Whenever tumors in axillary lymph nodes are found simultaneously with ovarian cancer, a diagnostic dilemma is considered. The use of immune histochemical markers may aid in diagnosis as WT-1, CK 7, and CK 20. Cytokeratin 7 and 20 are low molecular weight cytokeratins that confirm the epithelial origin of the metastasis either from the breast or from the ovary [26]. Al-Hussaini et al. reported 94.7% of ovarian serous carcinoma to be positive for WT-1 [27].

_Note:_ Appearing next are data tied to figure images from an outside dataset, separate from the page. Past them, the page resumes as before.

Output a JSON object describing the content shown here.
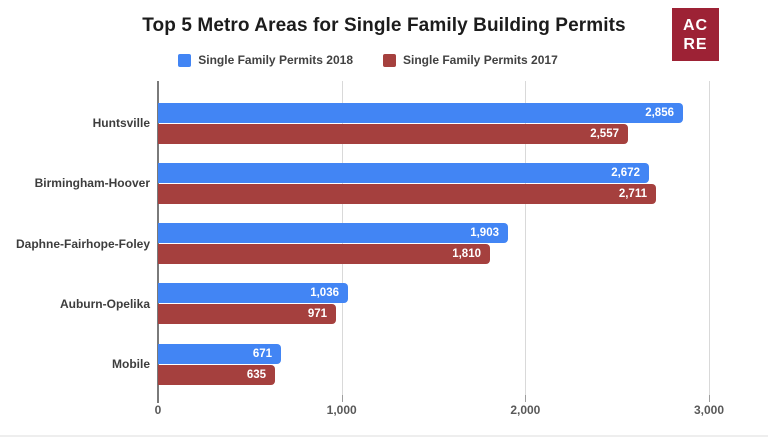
{
  "title": "Top 5 Metro Areas for Single Family Building Permits",
  "logo": {
    "line1": "AC",
    "line2": "RE",
    "bg_color": "#9d2235",
    "text_color": "#ffffff"
  },
  "legend": [
    {
      "label": "Single Family Permits 2018",
      "color": "#4285f4"
    },
    {
      "label": "Single Family Permits 2017",
      "color": "#a5403e"
    }
  ],
  "chart_data": {
    "type": "bar",
    "orientation": "horizontal",
    "title": "Top 5 Metro Areas for Single Family Building Permits",
    "categories": [
      "Huntsville",
      "Birmingham-Hoover",
      "Daphne-Fairhope-Foley",
      "Auburn-Opelika",
      "Mobile"
    ],
    "series": [
      {
        "name": "Single Family Permits 2018",
        "color": "#4285f4",
        "values": [
          2856,
          2672,
          1903,
          1036,
          671
        ],
        "labels": [
          "2,856",
          "2,672",
          "1,903",
          "1,036",
          "671"
        ]
      },
      {
        "name": "Single Family Permits 2017",
        "color": "#a5403e",
        "values": [
          2557,
          2711,
          1810,
          971,
          635
        ],
        "labels": [
          "2,557",
          "2,711",
          "1,810",
          "971",
          "635"
        ]
      }
    ],
    "xlabel": "",
    "ylabel": "",
    "xlim": [
      0,
      3140
    ],
    "x_ticks": [
      {
        "value": 0,
        "label": "0"
      },
      {
        "value": 1000,
        "label": "1,000"
      },
      {
        "value": 2000,
        "label": "2,000"
      },
      {
        "value": 3000,
        "label": "3,000"
      }
    ],
    "grid": true,
    "legend_position": "top",
    "value_labels_inside_bars": true
  }
}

Axillary nodal metastasis from ovarian cancer can be explained by the fact that ovarian cancer commonly presents by ascites and peritoneal carcinomatosis; hence, transdiaphragmatic invasion is possible to the superior diaphragmatic lymph nodes. From these nodes, further metastasis could follow one of two pathways. The first one is the anterior to the prepericardial lymph nodes then either to the internal jugular and subclavian veins or to the subclavian lymph trunk ending eventually into axillary lymph nodes. The second is the posterior one to deep lymphatic vessels inferior to the diaphragm and superficial lymphatic vessels inferior to the umbilicus which unites forming cisterna chyli and thoracic duct ending eventually in the junction between the left subclavian and internal jugular vein [28].

Conclusions

To conclude, physicians should be aware of this uncommon mode of metastasis in ovarian cancer cases. This could not be encountered unless there are thorough physical examination and surveillance strategies of advanced ovarian cancer patients. Multi-disciplinary discussion is crucial in the management of these cases to offer them the best suitable treatment.